The enormity of the construction work at AWKUM could be gauged from the fact that the academic blocks would serve the needs of 38,400 students. There are 12 hostels under construction for 4,800 students. A central library equipped with the most modern facilities is almost ready and has space for 200,000 books.
A central research laboratory in which foreign faculty would join the AWKUM scholars to carry out research is also being built. A hostel for the foreign faculty is part of the master plan.
So is a cafeteria, an open theatre, swimming pool, community club, a shopping, media and medical centre, sports complex, residences for the faculty members, a university school and college, helipad and an auditorium able to accommodate 2,500 persons.
Then there would be the Pakhtunkhwa Study Centre. The Pakhtunkhwa College of Arts is already functional in its own dedicated building.
Dr Ihsan Ali is proud of the fact that AWKUM produced its first PhD in five years as in his view only a few universities would have made this achievement in such a short span of time.
He pointed out that AWKUM’s faculty include 136 PhDs and 111 who did MS and M Phil.
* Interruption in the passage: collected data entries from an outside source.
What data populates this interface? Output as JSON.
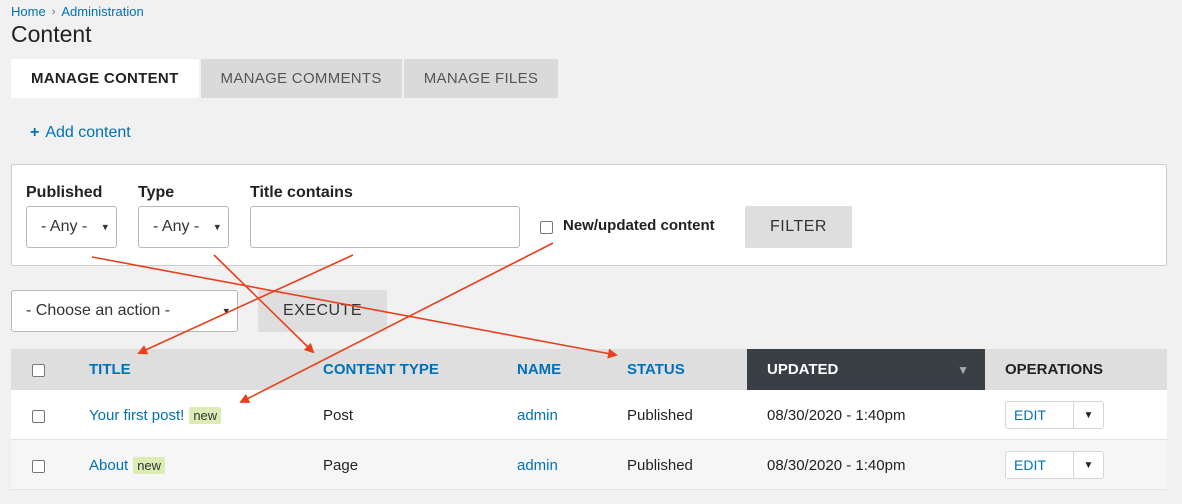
{
  "breadcrumb": {
    "home": "Home",
    "separator": "›",
    "admin": "Administration"
  },
  "page_title": "Content",
  "tabs": [
    {
      "label": "MANAGE CONTENT"
    },
    {
      "label": "MANAGE COMMENTS"
    },
    {
      "label": "MANAGE FILES"
    }
  ],
  "add_content": {
    "icon": "+",
    "label": "Add content"
  },
  "filters": {
    "published": {
      "label": "Published",
      "value": "- Any -"
    },
    "type": {
      "label": "Type",
      "value": "- Any -"
    },
    "title": {
      "label": "Title contains",
      "value": ""
    },
    "new_updated": {
      "label": "New/updated content",
      "checked": false
    },
    "filter_button": "FILTER"
  },
  "bulk": {
    "action_select": "- Choose an action -",
    "execute_button": "EXECUTE"
  },
  "table": {
    "headers": {
      "title": "TITLE",
      "content_type": "CONTENT TYPE",
      "name": "NAME",
      "status": "STATUS",
      "updated": "UPDATED",
      "operations": "OPERATIONS"
    },
    "rows": [
      {
        "title": "Your first post!",
        "badge": "new",
        "type": "Post",
        "name": "admin",
        "status": "Published",
        "updated": "08/30/2020 - 1:40pm",
        "op": "EDIT"
      },
      {
        "title": "About",
        "badge": "new",
        "type": "Page",
        "name": "admin",
        "status": "Published",
        "updated": "08/30/2020 - 1:40pm",
        "op": "EDIT"
      }
    ]
  },
  "colors": {
    "link": "#0071b8",
    "annotation_arrow": "#e8401c",
    "sort_header": "#393f44",
    "badge": "#dbedb4"
  }
}
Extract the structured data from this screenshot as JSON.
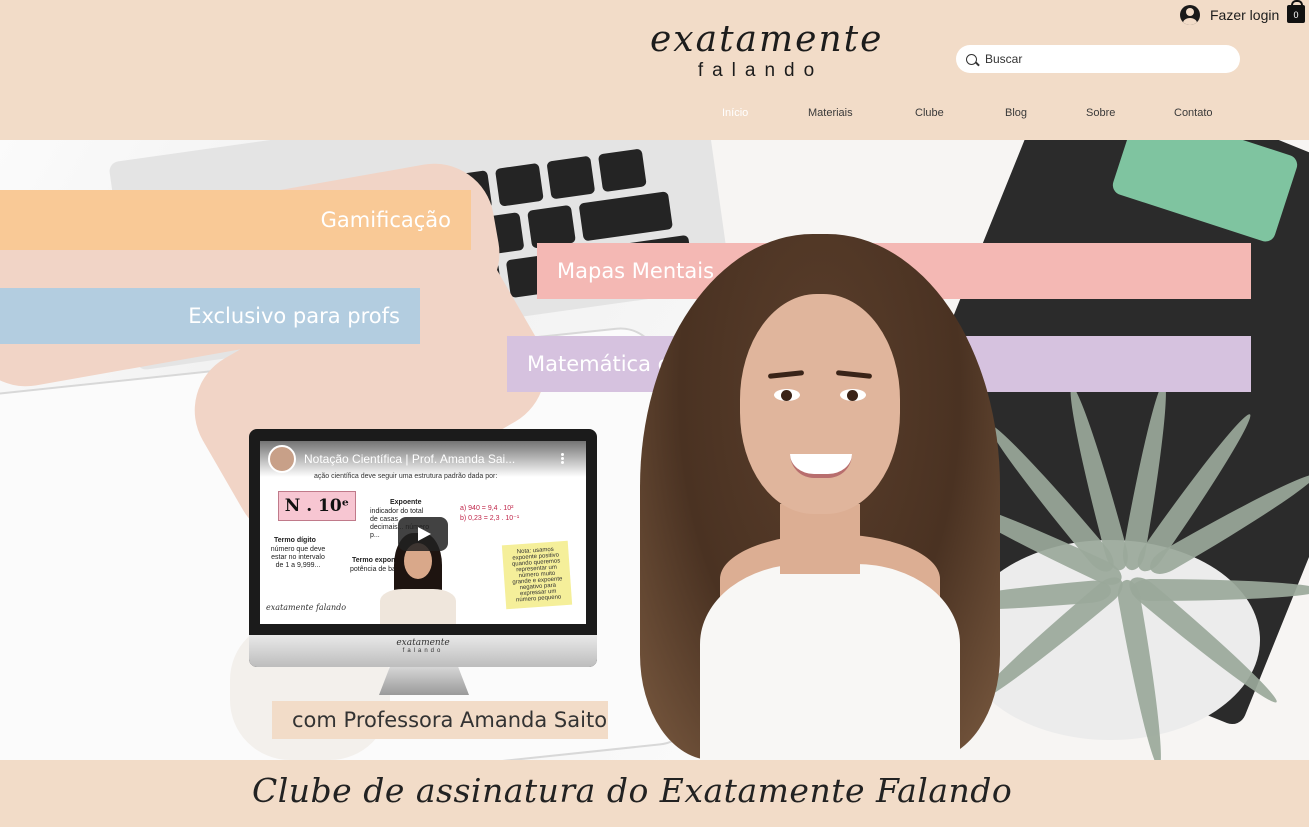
{
  "header": {
    "logo_main": "exatamente",
    "logo_sub": "falando",
    "login_label": "Fazer login",
    "cart_count": "0",
    "search": {
      "placeholder": "Buscar"
    }
  },
  "nav": {
    "items": [
      {
        "label": "Início",
        "active": true
      },
      {
        "label": "Materiais"
      },
      {
        "label": "Clube"
      },
      {
        "label": "Blog"
      },
      {
        "label": "Sobre"
      },
      {
        "label": "Contato"
      }
    ]
  },
  "hero": {
    "tags": {
      "gamificacao": "Gamificação",
      "exclusivo": "Exclusivo para profs",
      "mapas": "Mapas Mentais",
      "matematica": "Matemática criativa"
    },
    "video": {
      "title": "Notação Científica | Prof. Amanda Sai...",
      "subtitle": "ação científica deve seguir uma estrutura padrão dada por:",
      "formula": "N . 10ᵉ",
      "expoente": "Expoente",
      "expoente_desc": "indicador do total de casas decimais... número p...",
      "termo_digito": "Termo dígito",
      "termo_digito_desc": "número que deve estar no intervalo de 1 a 9,999...",
      "termo_exp": "Termo exponencial",
      "termo_exp_desc": "potência de base 10",
      "ex_a": "a) 940  =   9,4 . 10²",
      "ex_b": "b) 0,23 =   2,3 . 10⁻¹",
      "note": "Nota: usamos expoente positivo quando queremos representar um número muito grande e expoente negativo para expressar um número pequeno",
      "screen_logo": "exatamente falando",
      "chin_logo": "exatamente",
      "chin_sub": "falando"
    },
    "caption": "com Professora Amanda Saito"
  },
  "strip": {
    "title": "Clube de assinatura do Exatamente Falando"
  },
  "colors": {
    "header_bg": "#f2dcc8",
    "gamificacao": "#f9c996",
    "exclusivo": "#b3cde0",
    "mapas": "#f4b8b4",
    "matematica": "#d6c2df"
  }
}
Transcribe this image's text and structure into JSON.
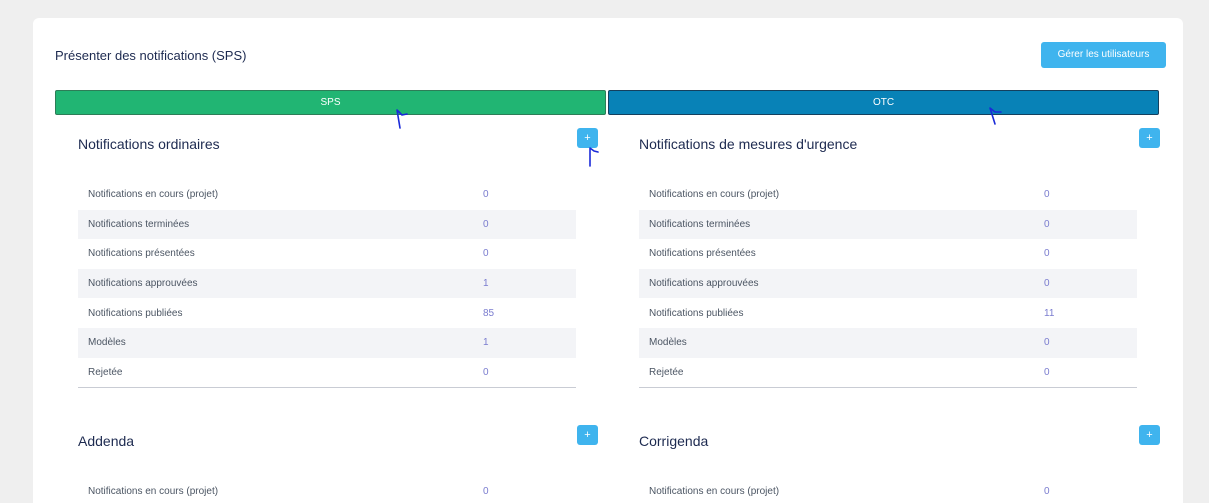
{
  "header": {
    "title": "Présenter des notifications (SPS)",
    "manage_users_label": "Gérer les utilisateurs"
  },
  "tabs": [
    {
      "label": "SPS",
      "color": "#21b573"
    },
    {
      "label": "OTC",
      "color": "#0882b7"
    }
  ],
  "sections": [
    {
      "title": "Notifications ordinaires",
      "add_label": "+",
      "rows": [
        {
          "label": "Notifications en cours (projet)",
          "value": "0"
        },
        {
          "label": "Notifications terminées",
          "value": "0"
        },
        {
          "label": "Notifications présentées",
          "value": "0"
        },
        {
          "label": "Notifications approuvées",
          "value": "1"
        },
        {
          "label": "Notifications publiées",
          "value": "85"
        },
        {
          "label": "Modèles",
          "value": "1"
        },
        {
          "label": "Rejetée",
          "value": "0"
        }
      ]
    },
    {
      "title": "Notifications de mesures d'urgence",
      "add_label": "+",
      "rows": [
        {
          "label": "Notifications en cours (projet)",
          "value": "0"
        },
        {
          "label": "Notifications terminées",
          "value": "0"
        },
        {
          "label": "Notifications présentées",
          "value": "0"
        },
        {
          "label": "Notifications approuvées",
          "value": "0"
        },
        {
          "label": "Notifications publiées",
          "value": "11"
        },
        {
          "label": "Modèles",
          "value": "0"
        },
        {
          "label": "Rejetée",
          "value": "0"
        }
      ]
    },
    {
      "title": "Addenda",
      "add_label": "+",
      "rows": [
        {
          "label": "Notifications en cours (projet)",
          "value": "0"
        }
      ]
    },
    {
      "title": "Corrigenda",
      "add_label": "+",
      "rows": [
        {
          "label": "Notifications en cours (projet)",
          "value": "0"
        }
      ]
    }
  ],
  "colors": {
    "accent": "#3fb4ee",
    "value_text": "#7a7ccf",
    "annotation": "#1a2ad8"
  }
}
He said currently 81
of his faculty members
were pursuing their PhDs in reputed universities all over the world, mostly in the Western countries, and another 58 were studying for their PhDs in major universities in Pakistan.
Another achievement that has made Dr Ihsan Ali proud is AWKUM’s contribution to create two independent universities in Charsadda and Swabi by developing the existing campuses that it had originally established there.
“In four years, we were able to develop our Palosa Campus in Charsadda to
become the Bacha Khan
University and the Anbar
Campus in Swabi district to grow into the University of Swabi,” he said.